SIAM Conference on Data Mining

Analyzing Medical Patient Data: Challenges, Results, and Future Directions


R. Bharat Rao
Department Head, Clinical CAD & Data Mining
Computer Aided Diagnosis & Therapy
Siemens Medical Solutions, Inc. USA
Malvern, PA 19355


The last century has seen an exponential increase in the accuracy and sensitivity of diagnostic tests: from observing external symptoms, to increasingly sophisticated laboratory tests, to complex imaging methods that permit detailed non-invasive internal examinations, to, in the very near future, the use of genomic and proteomic analysis. This improved accuracy has inevitably resulted in an exponential increase in the patient data available to the physician. Furthermore, medical knowledge is expanding, with physicians being bombarded with an choice of new diagnostic tests, clinical guidelines on how to diagnose and treat patients, and evidence-based results from clinical trials; all of which are regularly updated and modified. Both these trends – the increase in patient information and scientific knowledge – will only intensify, particularly with genomic and proteomic analysis soon becoming part of mainstream medicine.

There is a tremendous opportunity for data mining methods to assist the physician deal with this flood of patient information and scientific knowledge. Existing tools for computer-aided detection are aimed primarily at the radiologist – they help improve accuracy, by calling the radiologist’s attention to “actionable” structures in an image. These tools, although tremendously useful, represent the very tip of iceberg. Data mining and machine learning can potentially help all physicians (not just radiologists) in a variety of ways, by helping interpret complex diagnostic tests, by combining information from multiple sources (images, clinical data, proteomics, scientific knowledge), by providing support for differential diagnosis, by suggesting treatments, and providing patient-specific prognosis.

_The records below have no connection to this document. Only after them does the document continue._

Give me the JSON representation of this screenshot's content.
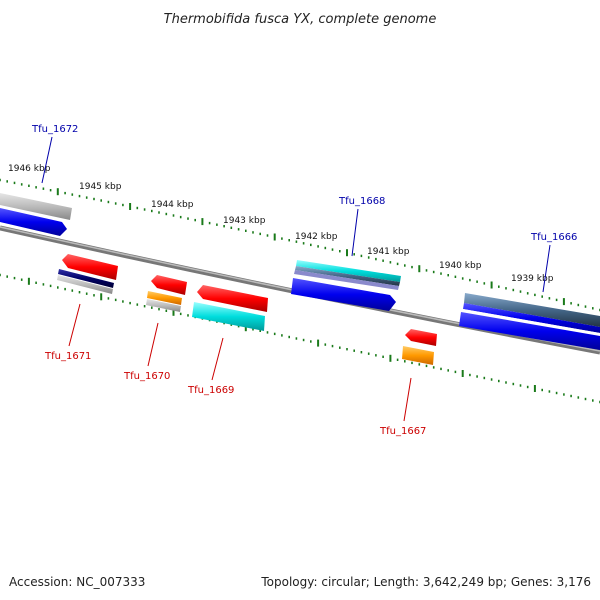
{
  "title": "Thermobifida fusca YX, complete genome",
  "footer": {
    "accession": "Accession: NC_007333",
    "summary": "Topology: circular; Length: 3,642,249 bp; Genes: 3,176"
  },
  "scale_labels": [
    "1946 kbp",
    "1945 kbp",
    "1944 kbp",
    "1943 kbp",
    "1942 kbp",
    "1941 kbp",
    "1940 kbp",
    "1939 kbp"
  ],
  "genes": [
    {
      "name": "Tfu_1672",
      "strand": "forward",
      "color": "#0000aa"
    },
    {
      "name": "Tfu_1668",
      "strand": "forward",
      "color": "#0000aa"
    },
    {
      "name": "Tfu_1666",
      "strand": "forward",
      "color": "#0000aa"
    },
    {
      "name": "Tfu_1671",
      "strand": "reverse",
      "color": "#cc0000"
    },
    {
      "name": "Tfu_1670",
      "strand": "reverse",
      "color": "#cc0000"
    },
    {
      "name": "Tfu_1669",
      "strand": "reverse",
      "color": "#cc0000"
    },
    {
      "name": "Tfu_1667",
      "strand": "reverse",
      "color": "#cc0000"
    }
  ],
  "colors": {
    "backbone": "#777777",
    "scale_ticks": "#1a7a1a",
    "forward_cds": "#0000ee",
    "reverse_cds": "#ff1111",
    "feature_cyan": "#00dddd",
    "feature_orange": "#ff9900",
    "feature_navy": "#000066",
    "feature_grey": "#aaaaaa"
  }
}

Another relevant trend that will increasingly dominate medicine in the next decades is the push towards “evidence-based” medicine (based largely upon the results of clinical trials and empirical evidence) as opposed to traditional experience-based medicine (based upon the individual physician’s knowledge and experiences). Due to the huge cost of clinical trials, it is increasingly important to mine the patient data already collected in institutions; however, this presents many difficulties due to the poor quality of such patient records.

This tutorial will describe the state of the art in computerized decision-support tools for medicine. To be successful, such tools need to not only be accurate, but also must be seamless blended into the physician’s normal workflow. We will then describe some of the performance challenges faced by data mining to develop this next generation of tools. The tutorial will also address some of the issues in mining patient data already collected in medical institutions, and will conclude with some thoughts about the future of computer-aided decision support in medicine.


The expected audience for this tutorial is KDD practitioners interested in biomedical informatics. The audience is not expected to be familiar with the area. However, the audience is expected to have basic knowledge in computer science and KDD.


Dr. R. Bharat Rao is the Head of the Clinical CAD and Data Mining R&D Department at the Computer-Aided Diagnosis and Therapy Solutions Group in Siemens Medical Solutions, Malvern, PA. He received his Ph.D. in machine learning from the Department of Electrical Engineering, University of Illinois, Urbana-Champaign, in 1993. Dr. Rao joined Siemens Corporate Research in 1993, and managed the Data Mining group over there since 1996, at which time he began his research in medical data mining. In 2002, he joined the then-formed Computer-Aided Diagnosis & Therapy Group in Siemens Medical Solutions, with a particular focus on using clinical patient information and data mining methods to help improve traditional computer-aided detection methods.

His current research interests (and of Clinical CAD & Data Mining R&D Department) are focused on the use of machine learning and probabilistic inference to develop decision-support tools that can help physicians improve the quality of patient care and their efficiency. He is particularly interested in the development of novel data mining methods to collectively mine and integrate the various parts of a patient record (lab tests, pharmacy, free text, images, proteomics, etc.) and the integration of medical knowledge into the mining process. Dr. Rao has published many papers on machine learning and data mining, and will be the Industrial/Government track Program Co-Chair at KDD-2004.